Reprise des manifs: voici ce que Sylla UFC, disait en fin juin !

« Nous allons passer en revue les différents points de l’accord et nous allons simplement  apprécier s’ils ont mis en vigueur ou non », déclarait le porte-parole de l’opposition républicaine. Aboubacar Sylla, disait en fin juin que le premier point, c’est le problème des communales.

Et d’expliquer : « L’accord avait prévu que ces élections communales  devaient être organisées au mois de Février 2017. Est-ce que c’est le cas ? Je dis non ! Non seulement les élections ne sont pas organisées mais on a aucune idée sur le calendrier électoral. On n’a aucune visibilité sur ces élections. On ne sait plus quand elles seront organisées. On n’en sait absolument rien. Nous avons un comité de suivi qui fait tout pour que la CENI participe à ces travaux. La CENI s’y oppose farouchement, au nom d’une certaine séparation des pouvoirs. Je ne sais pas ce que cela veut dire concernant la CENI. Donc il y a aucune visibilité. Ces points ne sont pas appliqués. »

L’autre goulot d’étranglement,  c’est le problème de la réforme de la CENI elle-même. Nous avions prévu, expliquait le leader de l’UFC, qu’au cours de la présence session, la CENI ferait l’objet de réforme ou une modification substantielle dans la loi 016 portant composition, organisation et fonctionnement de la CENI. Il se trouve qu’on s’achemine vers la fin de la session qui va être clôturée dans moins d’un mois alors que le projet attendu du gouvernement n’est même pas arrivé. Alors qu’on se refuse à ouvrir la concertation, le débat au tour de la proposition des lois de l’opposition comme prévu par l’accord du 12 Octobre 2016. Donc là aussi, c’est un code manifestement qui n’est pas du tout appliqué. Comme si cela ne suffisait pas, l’audit du fichier électoral constitue un problème entier. « Le comité de suivi a pris sur lui de faire rédiger un cahier de charges pour lancer l’appel d’offre. Ce document a été transmis à la CENI depuis le mois de Décembre. Et au jour d’aujourd’hui  même un appel d’offre n’est pas lancé. Je vous laisse évaluer le délai, même si l’appel d’offre était lancé aujourd’hui. Il faudrait donner au moins un mois 45 jours aux sociétés intéressées pour soumissionner pour l’audit. Il faudrait un autre délai pour dépouiller les offres pour faire l’adjuration du marché, négocié le contrat et recruter le cabinet d’audit. Il faudrait peut-être compter encore presqu’un mois. Ensuite, il faudrait que le cabinet d’audit dispose le temps nécessaire pour faire l’audit proprement dit. Auditer le fichier, ça c’est encore peut être un mois ou 2 mois avant de déposer un rapport final. »

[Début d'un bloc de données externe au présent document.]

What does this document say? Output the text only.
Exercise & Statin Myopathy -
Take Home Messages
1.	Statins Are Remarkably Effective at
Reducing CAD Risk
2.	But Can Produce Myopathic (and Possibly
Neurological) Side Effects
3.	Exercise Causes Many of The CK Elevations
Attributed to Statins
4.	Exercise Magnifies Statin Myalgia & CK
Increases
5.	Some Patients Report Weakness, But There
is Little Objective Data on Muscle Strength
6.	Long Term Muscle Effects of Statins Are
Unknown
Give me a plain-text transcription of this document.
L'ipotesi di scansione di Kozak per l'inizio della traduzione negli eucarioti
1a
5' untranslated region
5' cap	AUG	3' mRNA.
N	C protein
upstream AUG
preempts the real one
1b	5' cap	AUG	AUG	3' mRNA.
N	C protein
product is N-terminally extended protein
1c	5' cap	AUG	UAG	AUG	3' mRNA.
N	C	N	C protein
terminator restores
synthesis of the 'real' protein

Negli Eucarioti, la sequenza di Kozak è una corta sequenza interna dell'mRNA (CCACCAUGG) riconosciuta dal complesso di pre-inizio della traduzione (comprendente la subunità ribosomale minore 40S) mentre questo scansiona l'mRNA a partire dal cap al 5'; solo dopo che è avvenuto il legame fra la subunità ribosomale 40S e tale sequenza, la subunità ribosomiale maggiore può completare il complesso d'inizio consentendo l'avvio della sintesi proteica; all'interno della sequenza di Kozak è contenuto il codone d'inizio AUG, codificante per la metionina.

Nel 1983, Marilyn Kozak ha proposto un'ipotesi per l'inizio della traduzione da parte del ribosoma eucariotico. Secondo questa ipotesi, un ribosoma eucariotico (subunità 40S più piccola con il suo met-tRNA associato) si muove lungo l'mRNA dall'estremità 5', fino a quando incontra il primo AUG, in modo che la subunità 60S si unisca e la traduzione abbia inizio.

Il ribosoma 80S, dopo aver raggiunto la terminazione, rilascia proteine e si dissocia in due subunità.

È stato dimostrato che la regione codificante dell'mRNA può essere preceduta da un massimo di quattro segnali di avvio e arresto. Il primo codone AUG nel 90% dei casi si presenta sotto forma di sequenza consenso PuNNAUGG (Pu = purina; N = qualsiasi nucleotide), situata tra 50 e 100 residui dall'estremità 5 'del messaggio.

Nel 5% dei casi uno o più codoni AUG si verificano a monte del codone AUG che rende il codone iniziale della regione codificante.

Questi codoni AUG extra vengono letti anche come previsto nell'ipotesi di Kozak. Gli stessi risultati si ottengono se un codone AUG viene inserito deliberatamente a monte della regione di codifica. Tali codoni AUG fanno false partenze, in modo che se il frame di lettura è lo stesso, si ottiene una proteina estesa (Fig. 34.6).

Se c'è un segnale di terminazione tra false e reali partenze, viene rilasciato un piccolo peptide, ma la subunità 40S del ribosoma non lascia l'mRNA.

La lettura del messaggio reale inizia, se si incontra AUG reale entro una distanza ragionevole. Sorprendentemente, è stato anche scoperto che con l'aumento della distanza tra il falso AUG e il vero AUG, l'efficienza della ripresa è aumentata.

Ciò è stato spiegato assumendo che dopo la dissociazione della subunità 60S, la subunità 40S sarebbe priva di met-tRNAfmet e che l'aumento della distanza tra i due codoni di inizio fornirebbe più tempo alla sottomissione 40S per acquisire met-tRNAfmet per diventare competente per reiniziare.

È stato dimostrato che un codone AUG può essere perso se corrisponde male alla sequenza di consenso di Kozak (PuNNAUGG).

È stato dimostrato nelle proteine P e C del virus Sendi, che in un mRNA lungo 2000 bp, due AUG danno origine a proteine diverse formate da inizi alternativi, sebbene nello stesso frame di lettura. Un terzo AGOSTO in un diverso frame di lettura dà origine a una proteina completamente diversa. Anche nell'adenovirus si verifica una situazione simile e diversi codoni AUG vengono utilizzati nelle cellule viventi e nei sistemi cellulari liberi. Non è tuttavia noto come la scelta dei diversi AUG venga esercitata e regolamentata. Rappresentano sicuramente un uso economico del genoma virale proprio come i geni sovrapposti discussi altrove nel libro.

Conséquence : « On est en retard d’au moins de 4 à 5 mois en ce qui concerne  cette disposition de l’accord de 12 Octobre 2016. Je crois le problème du code électoral également qu’on brandit comme étant des points  exécutés, le point a été exécuté en moitié. » Sylla est bien conscient que ce code n’est pas encore promulgué. S’agissant de la Haute Cour de justice, on n’en parle pas. « On refuse de la mettre en place, alors qu’elle, indépendamment de l’accord du 12 Octobre 2016, devait être mise en place au plus tard en Juillet 2014. Donc ça fait un retard de 3 ans pour la mise en place d’une institution constitutionnelle aussi importante surtout dans le domaine de la moralisation de la vie publique. Parce que là aussi, c’est une disposition de l’accord qui n’est pas appliquée. »

La liste est longue. Mais Sylla estime récemment qu’il n y a pas de raison de manifester. Dalein l’a appris à ses dépens. Tête baissée, l’UFDG va à Kaloum, tient son meeting. Ce samedi, elle sera à Matoto pour tenir un autre meeting. Sans le FAD de Sylla et Cie dont le raccourci pris, appelle à la prudence.